“Pietro e Paolo sono liberi solo perché sono stati liberati”. Così il Papa ieri nell’omelia per la solennità dei santi apostoli Pietro e Paolo, celebrata nella Basilica Vaticana, dopo aver benedetto i palli presi dalla Confessione dell’Apostolo Pietro e destinati agli arcivescovi metropoliti nominati nel corso dell’anno.
“Pietro, il pescatore di Galilea, è stato anzitutto liberato dal senso di inadeguatezza e dall’amarezza del fallimento, e questo è avvenuto grazie all’amore incondizionato di Gesù”, ha proseguito Francesco: “Lo ha incoraggiato a non arrendersi, a gettare ancora le reti in mare, a camminare sulle acque, a guardare con coraggio alla propria debolezza, a seguirlo sulla via della Croce, a dare la vita per i fratelli, a pascere le sue pecore. Così lo ha liberato dalla paura, dai calcoli basati sulle sole sicurezze umane, dalle preoccupazioni mondane, infondendogli il coraggio di rischiare tutto e la gioia di sentirsi pescatore di uomini”.
Anche Paolo “ha sperimentato la liberazione da parte di Cristo”: “È stato liberato dalla schiavitù più opprimente, quella del suo io, e da Saulo, nome del primo re di Israele, è diventato Paolo, che significa ‘piccolo’. È stato liberato anche dallo zelo religioso che lo aveva reso accanito nel sostenere le tradizioni ricevute e violento nel perseguitare i cristiani. È stato liberato. L’osservanza formale della religione e la difesa a spada tratta della tradizione, invece che aprirlo all’amore di Dio e dei fratelli, lo avevano irrigidito: era un fondamentalista”.
E papa Frajncesco ha aggiunto: “Abbiamo sempre bisogno di venire liberati, perché solo una Chiesa libera è una Chiesa credibile.
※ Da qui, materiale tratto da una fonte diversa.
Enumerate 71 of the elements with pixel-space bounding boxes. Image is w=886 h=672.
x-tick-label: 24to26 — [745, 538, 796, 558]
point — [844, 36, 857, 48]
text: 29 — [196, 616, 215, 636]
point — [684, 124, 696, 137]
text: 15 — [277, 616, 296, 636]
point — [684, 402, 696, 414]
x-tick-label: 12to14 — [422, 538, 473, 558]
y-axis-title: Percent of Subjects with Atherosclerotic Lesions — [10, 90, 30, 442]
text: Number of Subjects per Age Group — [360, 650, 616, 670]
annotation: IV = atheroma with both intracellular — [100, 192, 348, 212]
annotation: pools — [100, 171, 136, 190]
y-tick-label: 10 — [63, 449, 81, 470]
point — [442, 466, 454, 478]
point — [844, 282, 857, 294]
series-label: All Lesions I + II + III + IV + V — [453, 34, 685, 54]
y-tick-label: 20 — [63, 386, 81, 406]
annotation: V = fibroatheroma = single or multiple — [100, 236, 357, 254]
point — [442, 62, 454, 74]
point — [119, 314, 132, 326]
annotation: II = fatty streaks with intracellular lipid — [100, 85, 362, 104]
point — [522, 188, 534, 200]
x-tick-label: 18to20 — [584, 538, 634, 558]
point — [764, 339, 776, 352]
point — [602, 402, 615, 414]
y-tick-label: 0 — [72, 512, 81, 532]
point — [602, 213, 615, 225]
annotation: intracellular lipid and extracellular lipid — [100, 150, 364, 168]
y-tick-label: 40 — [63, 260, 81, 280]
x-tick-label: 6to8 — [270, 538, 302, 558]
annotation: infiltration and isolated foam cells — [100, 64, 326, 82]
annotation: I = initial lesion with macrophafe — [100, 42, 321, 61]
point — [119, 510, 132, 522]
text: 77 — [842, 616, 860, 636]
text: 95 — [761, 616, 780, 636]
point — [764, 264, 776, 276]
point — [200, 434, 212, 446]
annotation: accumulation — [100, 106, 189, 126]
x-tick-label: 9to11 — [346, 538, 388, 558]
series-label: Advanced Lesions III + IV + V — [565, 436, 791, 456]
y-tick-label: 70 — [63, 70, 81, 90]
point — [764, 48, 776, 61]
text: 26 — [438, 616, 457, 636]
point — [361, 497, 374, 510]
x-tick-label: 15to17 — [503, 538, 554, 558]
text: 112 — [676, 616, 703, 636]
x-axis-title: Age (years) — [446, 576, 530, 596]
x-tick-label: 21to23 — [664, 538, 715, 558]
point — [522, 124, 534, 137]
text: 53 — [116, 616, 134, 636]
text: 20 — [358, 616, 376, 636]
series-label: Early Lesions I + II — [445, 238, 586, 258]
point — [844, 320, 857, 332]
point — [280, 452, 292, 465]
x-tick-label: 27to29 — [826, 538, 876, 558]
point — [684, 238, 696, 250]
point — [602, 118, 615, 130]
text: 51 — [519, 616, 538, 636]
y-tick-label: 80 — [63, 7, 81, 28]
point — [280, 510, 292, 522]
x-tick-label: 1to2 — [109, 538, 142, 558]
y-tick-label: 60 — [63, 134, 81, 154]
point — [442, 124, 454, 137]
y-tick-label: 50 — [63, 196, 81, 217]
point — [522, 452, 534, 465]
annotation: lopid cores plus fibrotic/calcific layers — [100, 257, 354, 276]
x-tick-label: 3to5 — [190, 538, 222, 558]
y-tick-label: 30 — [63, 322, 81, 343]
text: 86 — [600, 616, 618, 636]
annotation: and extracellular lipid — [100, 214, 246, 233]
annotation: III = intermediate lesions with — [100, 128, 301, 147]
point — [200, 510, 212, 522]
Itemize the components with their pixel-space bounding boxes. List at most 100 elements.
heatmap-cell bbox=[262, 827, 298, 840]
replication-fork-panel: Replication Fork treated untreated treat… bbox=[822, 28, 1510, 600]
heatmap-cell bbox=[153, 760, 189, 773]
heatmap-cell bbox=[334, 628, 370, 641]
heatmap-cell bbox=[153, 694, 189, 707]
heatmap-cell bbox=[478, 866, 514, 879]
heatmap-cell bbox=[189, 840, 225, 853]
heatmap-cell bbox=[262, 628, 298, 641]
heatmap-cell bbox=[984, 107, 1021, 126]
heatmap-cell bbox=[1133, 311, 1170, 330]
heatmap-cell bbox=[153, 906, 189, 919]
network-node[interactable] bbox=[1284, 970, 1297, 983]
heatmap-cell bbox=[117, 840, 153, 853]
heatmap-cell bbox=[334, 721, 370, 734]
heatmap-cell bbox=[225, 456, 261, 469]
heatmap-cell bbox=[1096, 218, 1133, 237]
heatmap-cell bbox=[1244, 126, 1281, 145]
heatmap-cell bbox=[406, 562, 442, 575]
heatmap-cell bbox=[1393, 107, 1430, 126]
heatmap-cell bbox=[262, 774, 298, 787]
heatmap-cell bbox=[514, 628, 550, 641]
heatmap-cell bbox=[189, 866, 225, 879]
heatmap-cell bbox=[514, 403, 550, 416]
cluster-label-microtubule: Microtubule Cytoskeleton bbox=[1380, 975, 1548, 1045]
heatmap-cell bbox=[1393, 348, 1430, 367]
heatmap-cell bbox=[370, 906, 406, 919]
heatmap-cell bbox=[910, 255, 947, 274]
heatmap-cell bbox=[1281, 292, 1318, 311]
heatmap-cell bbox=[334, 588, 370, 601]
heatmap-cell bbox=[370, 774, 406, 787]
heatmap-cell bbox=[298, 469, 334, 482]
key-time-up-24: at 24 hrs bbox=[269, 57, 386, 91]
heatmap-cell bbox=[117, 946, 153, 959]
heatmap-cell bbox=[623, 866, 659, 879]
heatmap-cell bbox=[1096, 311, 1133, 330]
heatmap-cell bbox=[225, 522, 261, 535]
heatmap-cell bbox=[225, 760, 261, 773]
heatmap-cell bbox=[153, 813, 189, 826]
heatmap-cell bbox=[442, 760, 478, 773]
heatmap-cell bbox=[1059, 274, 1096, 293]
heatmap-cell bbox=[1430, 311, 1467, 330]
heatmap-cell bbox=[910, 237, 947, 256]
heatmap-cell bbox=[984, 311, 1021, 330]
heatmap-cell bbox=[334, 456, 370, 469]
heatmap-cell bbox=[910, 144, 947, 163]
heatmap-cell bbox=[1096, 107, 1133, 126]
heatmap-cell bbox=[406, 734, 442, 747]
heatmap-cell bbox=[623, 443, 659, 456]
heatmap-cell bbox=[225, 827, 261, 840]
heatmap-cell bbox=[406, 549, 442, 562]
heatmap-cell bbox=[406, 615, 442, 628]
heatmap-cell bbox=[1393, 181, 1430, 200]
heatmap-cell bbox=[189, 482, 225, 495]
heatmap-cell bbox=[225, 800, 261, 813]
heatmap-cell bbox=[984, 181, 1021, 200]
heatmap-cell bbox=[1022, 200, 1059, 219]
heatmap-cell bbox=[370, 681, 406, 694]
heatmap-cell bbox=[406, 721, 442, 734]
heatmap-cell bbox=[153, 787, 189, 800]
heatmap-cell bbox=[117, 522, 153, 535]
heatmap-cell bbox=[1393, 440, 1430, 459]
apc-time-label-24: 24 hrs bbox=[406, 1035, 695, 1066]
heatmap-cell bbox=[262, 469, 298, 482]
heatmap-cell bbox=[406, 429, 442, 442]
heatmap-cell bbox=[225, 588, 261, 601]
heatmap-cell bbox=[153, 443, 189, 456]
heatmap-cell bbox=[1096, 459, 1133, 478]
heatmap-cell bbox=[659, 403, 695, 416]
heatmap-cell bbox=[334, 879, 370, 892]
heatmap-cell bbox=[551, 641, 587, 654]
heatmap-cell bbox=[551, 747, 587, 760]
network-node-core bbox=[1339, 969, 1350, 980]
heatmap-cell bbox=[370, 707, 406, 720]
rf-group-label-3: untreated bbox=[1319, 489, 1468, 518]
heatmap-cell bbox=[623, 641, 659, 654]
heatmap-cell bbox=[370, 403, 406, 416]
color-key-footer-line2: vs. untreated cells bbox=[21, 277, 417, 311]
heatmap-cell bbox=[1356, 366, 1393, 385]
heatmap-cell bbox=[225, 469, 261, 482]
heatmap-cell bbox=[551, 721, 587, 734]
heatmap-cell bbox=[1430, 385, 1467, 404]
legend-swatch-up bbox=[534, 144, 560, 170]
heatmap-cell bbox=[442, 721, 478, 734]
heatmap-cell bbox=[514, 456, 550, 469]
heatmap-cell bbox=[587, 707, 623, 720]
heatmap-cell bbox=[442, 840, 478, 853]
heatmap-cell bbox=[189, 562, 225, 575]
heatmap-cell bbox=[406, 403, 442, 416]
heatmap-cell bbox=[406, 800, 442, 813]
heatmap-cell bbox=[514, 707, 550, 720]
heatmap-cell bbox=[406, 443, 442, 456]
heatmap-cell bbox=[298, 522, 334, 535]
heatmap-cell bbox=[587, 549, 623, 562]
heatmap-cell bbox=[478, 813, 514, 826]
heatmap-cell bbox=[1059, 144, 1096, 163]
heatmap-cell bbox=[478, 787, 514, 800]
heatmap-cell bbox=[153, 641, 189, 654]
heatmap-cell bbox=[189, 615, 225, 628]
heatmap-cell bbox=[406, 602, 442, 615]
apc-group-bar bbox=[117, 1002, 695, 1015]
Pietro e Paolo ci consegnano l’immagine di una Chiesa affidata alle nostre mani, ma condotta dal Signore con fedeltà e tenerezza; di una Chiesa debole, ma forte della presenza di Dio; l’immagine di una Chiesa liberata che può offrire al mondo quella liberazione che da solo non può darsi: la liberazione dal peccato, dalla morte, dalla rassegnazione, dal senso dell’ingiustizia, dalla perdita della speranza che abbruttisce la vita delle donne e degli uomini del nostro tempo”. “Quante catene vanno spezzate e quante porte sbarrate devono essere aperte!”, ha esclamato il Santo Padre: “Noi possiamo essere collaboratori di questa liberazione, ma solo se per primi ci lasciamo liberare dalla novità di Gesù e camminiamo nella libertà dello Spirito Santo”. Infine un pensiero alla delegazione del Patriarcato Ecumenico inviata da Bartolomeo: “La vostra gradita presenza è un prezioso segno di unità nel cammino di liberazione dalle distanze che scandalosamente dividono i credenti in Cristo”.
“Questo interessa al Signore: stare al centro dei nostri pensieri, diventare il punto di riferimento dei nostri affetti; essere, in poche parole, l’amore della nostra vita. Non le opinioni che noi abbiamo su di Lui: non interessa, a Lui. Gli interessa il nostro amore, se Lui è nel nostro cuore”. Lo ha detto il Papa prima della recita dell’Angelus nella solennità dei santi apostoli Pietro e Paolo: “I Santi che festeggiamo oggi hanno fatto questo passaggio e sono diventati testimoni. Il passaggio dall’opinione ad avere Gesù nel cuore: testimoni. Non sono stati ammiratori, ma imitatori di Gesù. Non sono stati spettatori, ma protagonisti del Vangelo. Non hanno creduto a parole, ma coi fatti.”
“Il 1° luglio ricorrerà il 160° anniversario della prima edizione de ‘L’Osservatore Romano’, il ‘giornale del partito’, come lo chiamo io. Tanti auguri e grazie tante per il vostro servizio. Continuate il vostro lavoro con fedeltà e creatività”. Così il Papa dopo la recita dell’Angelus.
Quindi il ricordo di “un anniversario che tocca il cuore di tutti noi: 70 anni fa, Papa Benedetto veniva ordinato sacerdote. A te, Benedetto, caro padre e fratello, va il nostro affetto, la nostra gratitudine e la nostra vicinanza. Lui vive nel monastero, un luogo voluto per ospitare le comunità contemplative qui in Vaticano, perché pregassero per la Chiesa. Attualmente, è lui il contemplativo del Vaticano, che spende la sua vita pregando per la Chiesa e per la diocesi di Roma, della quale è vescovo emerito. Grazie, Benedetto, caro padre e fratello. Grazie per la tua testimonianza credibile. Grazie per il tuo sguardo continuamente rivolto verso l’orizzonte di Dio: grazie!”.